Machine learning classifies stances in Bharatanatyam dance. A team of researchers from Chennai's Anna University used state-of-the-art computational methods to accurately identify and classify 108 basic Bharatanatyam dance stances. AI technology can also model and preserve other traditional performing art forms.
This research explores the specialized field of human action recognition, with a focus on identifying poses in Indian classical dance, particularly Bharatanatyam. In dance, 'Karana' refers to the harmonious and melodic movements of the body, hands, and feet as described in the Natyashastra.
Karana is a combination of nritta hasta (hand movements), sthaana (body posture) and chaari (leg movements). The Natyashastra enumerates 108 karanas, illustrated in the elaborate stone carvings that cover the Nataraj temple at Chidambaram, revealing the link between these movements and Lord Shiva. In Bharatanatyam, it is difficult to automate posture detection due to the large number of different hand and body postures, mudras (hand gestures), facial expressions, and head movements.
This work uses automation and image processing techniques to reduce this complexity. The proposed approach has four steps. Skeletonization and data augmentation techniques for image acquisition and preprocessing, feature extraction from images, dance pose classification using a deep learning network-based convolutional neural network model (InceptionResNetV2), and point clouds for 3D model visualization. Creating a mesh from. .

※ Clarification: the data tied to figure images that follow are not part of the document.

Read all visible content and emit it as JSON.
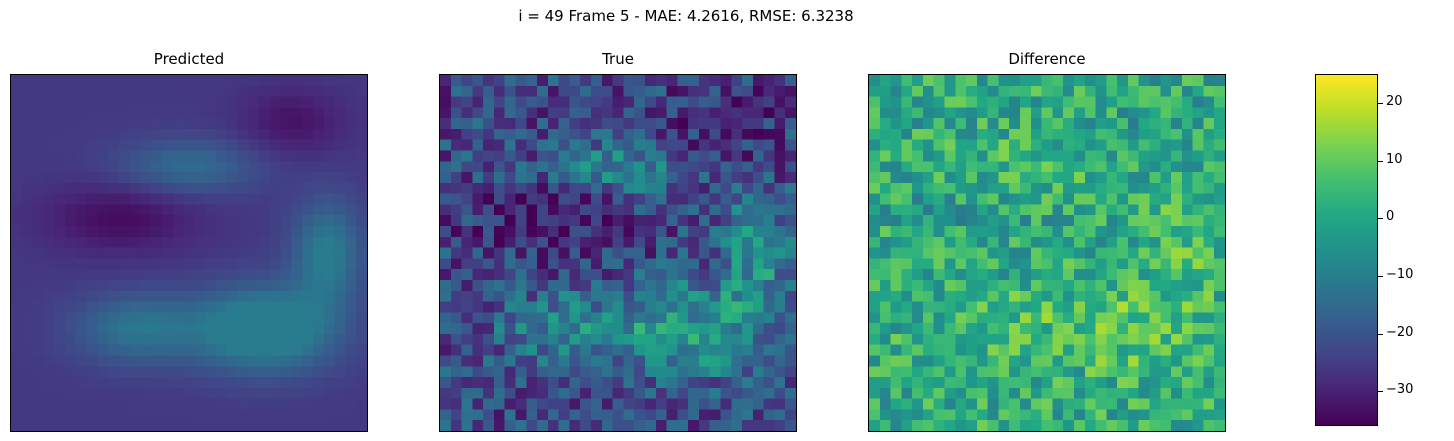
{
  "figure": {
    "suptitle": "i = 49 Frame 5 - MAE: 4.2616, RMSE: 6.3238"
  },
  "panels": [
    {
      "title": "Predicted"
    },
    {
      "title": "True"
    },
    {
      "title": "Difference"
    }
  ],
  "chart_data": {
    "type": "heatmap",
    "colormap": "viridis",
    "grid_size": [
      33,
      33
    ],
    "panels": [
      "Predicted",
      "True",
      "Difference"
    ],
    "color_range": [
      -36,
      25
    ],
    "colorbar": {
      "ticks": [
        -30,
        -20,
        -10,
        0,
        10,
        20
      ],
      "tick_labels": [
        "−30",
        "−20",
        "−10",
        "0",
        "10",
        "20"
      ]
    },
    "axes_ticks": "none",
    "colors": {
      "low": "#440154",
      "mid": "#21918c",
      "high": "#fde725"
    }
  }
}
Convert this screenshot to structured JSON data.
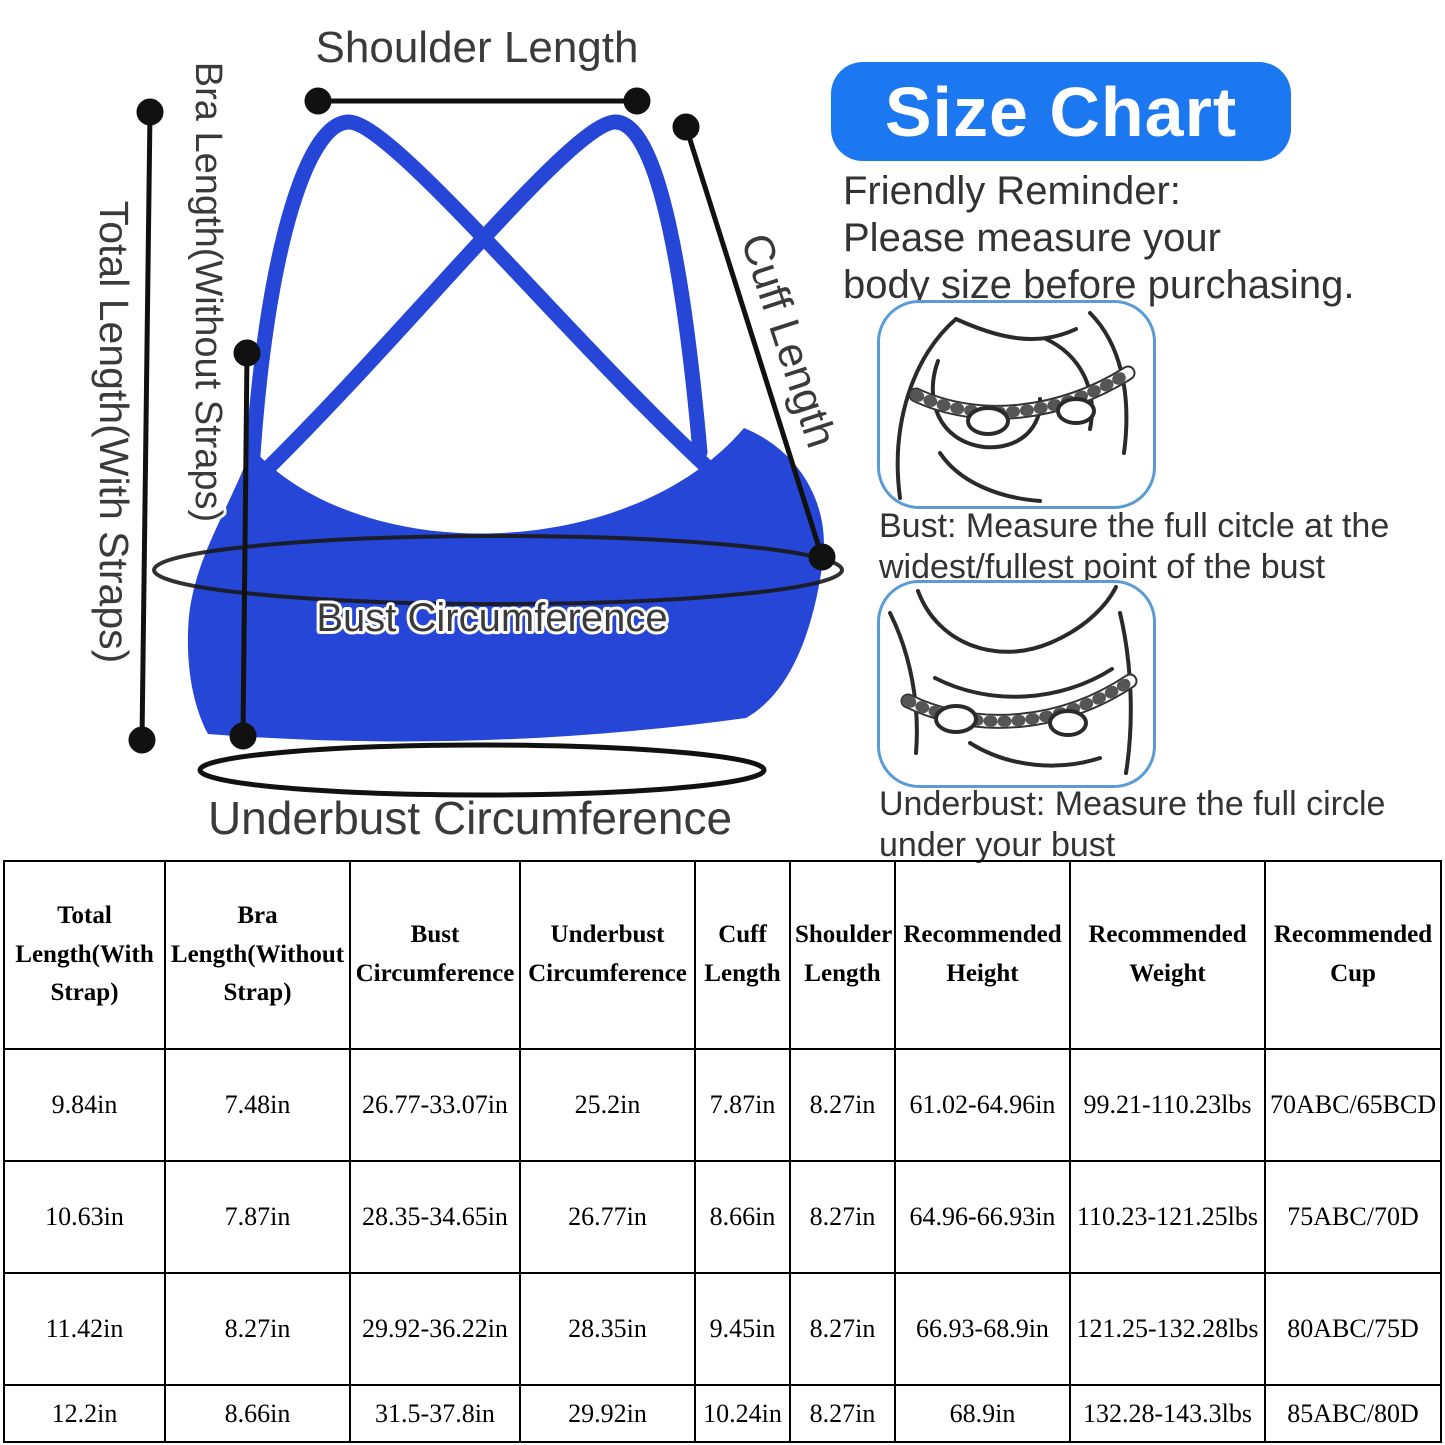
{
  "diagram": {
    "labels": {
      "shoulder_length": "Shoulder Length",
      "bra_length": "Bra Length(Without Straps)",
      "total_length": "Total Length(With Straps)",
      "cuff_length": "Cuff Length",
      "bust_circumference": "Bust Circumference",
      "underbust_circumference": "Underbust Circumference"
    },
    "bra_color": "#2546d6",
    "line_color": "#111111"
  },
  "info": {
    "title": "Size Chart",
    "title_bg_color": "#1b78f0",
    "title_text_color": "#ffffff",
    "reminder_line1": "Friendly Reminder:",
    "reminder_line2": "Please measure your",
    "reminder_line3": "body size before purchasing.",
    "bust_caption": "Bust: Measure the full citcle at the widest/fullest point of the bust",
    "underbust_caption": "Underbust: Measure the full circle under your bust",
    "illustration_border_color": "#5b9bd5"
  },
  "table": {
    "headers": [
      "Total Length(With Strap)",
      "Bra Length(Without Strap)",
      "Bust Circumference",
      "Underbust Circumference",
      "Cuff Length",
      "Shoulder Length",
      "Recommended Height",
      "Recommended Weight",
      "Recommended Cup"
    ],
    "rows": [
      [
        "9.84in",
        "7.48in",
        "26.77-33.07in",
        "25.2in",
        "7.87in",
        "8.27in",
        "61.02-64.96in",
        "99.21-110.23lbs",
        "70ABC/65BCD"
      ],
      [
        "10.63in",
        "7.87in",
        "28.35-34.65in",
        "26.77in",
        "8.66in",
        "8.27in",
        "64.96-66.93in",
        "110.23-121.25lbs",
        "75ABC/70D"
      ],
      [
        "11.42in",
        "8.27in",
        "29.92-36.22in",
        "28.35in",
        "9.45in",
        "8.27in",
        "66.93-68.9in",
        "121.25-132.28lbs",
        "80ABC/75D"
      ],
      [
        "12.2in",
        "8.66in",
        "31.5-37.8in",
        "29.92in",
        "10.24in",
        "8.27in",
        "68.9in",
        "132.28-143.3lbs",
        "85ABC/80D"
      ]
    ]
  }
}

Identification is simplified using cutting-edge technologies such as deep learning networks and the MediaPipe library for body keypoint recognition. A key phase, data augmentation, improves model accuracy by expanding small datasets. Efficient recognition of complex dance motions by convolutional neural network models facilitates analysis and interpretation. This creative method facilitates pose recognition in Bharatanatyam and establishes a standard for improving efficiency and accessibility for practitioners and researchers of Indian classical dance.
Given the diverse applications of human pose detection in daily life, significant difficulties have arisen in computer vision. Therefore, identifying postures in Indian classical dance, especially Bharatanatyam, is essential as it can affect human well-being.
The authors of this paper introduce InceptionResNetV2, a unique deep learning network-based convolutional neural network model. The model works based on the key aspects found in MediaPipe to accurately classify 108 dance positions. Their strategy was developed after a thorough analysis of relevant published literature.
Their design is based on extracting depth and spatial elements from photos separately and using both sets of information to recognize poses. Their architecture benefits from this special strategy, allowing it to better identify poses, as first proposed in their methodology and subsequently confirmed by comparison and result analysis in their work. I did.
Additionally, their feature extraction approach allows the proposed design to support a variety of positions. The main goal of future research projects is to improve performance through hyperparameter tuning.
Finally, their research has greatly aided the ongoing efforts to identify the stance of Indian classical dance, especially in Bharatanatyam. Their work improves the accuracy and robustness of posture recognition in this complex dance form, and improves the accuracy and robustness of posture recognition in more general human posture detection by using state-of-the-art techniques in 3D model reconstruction and human posture detection. Application opportunities have arisen.
Their research has advanced computer vision and 3D modeling techniques, impacting many fields such as healthcare, sports analysis, and animation. It will also enrich your knowledge about and the ability to preserve the rich cultural heritage of Bharatanatyam. We hope that all parties involved in this project will benefit from the research and that researchers in this field will be able to obtain near-perfect performance indicators. The evaluation shows how well the augmentation, preprocessing, and skeletonization work. Subsequent work will focus on validation and optimization to improve the pipeline's robustness and speed.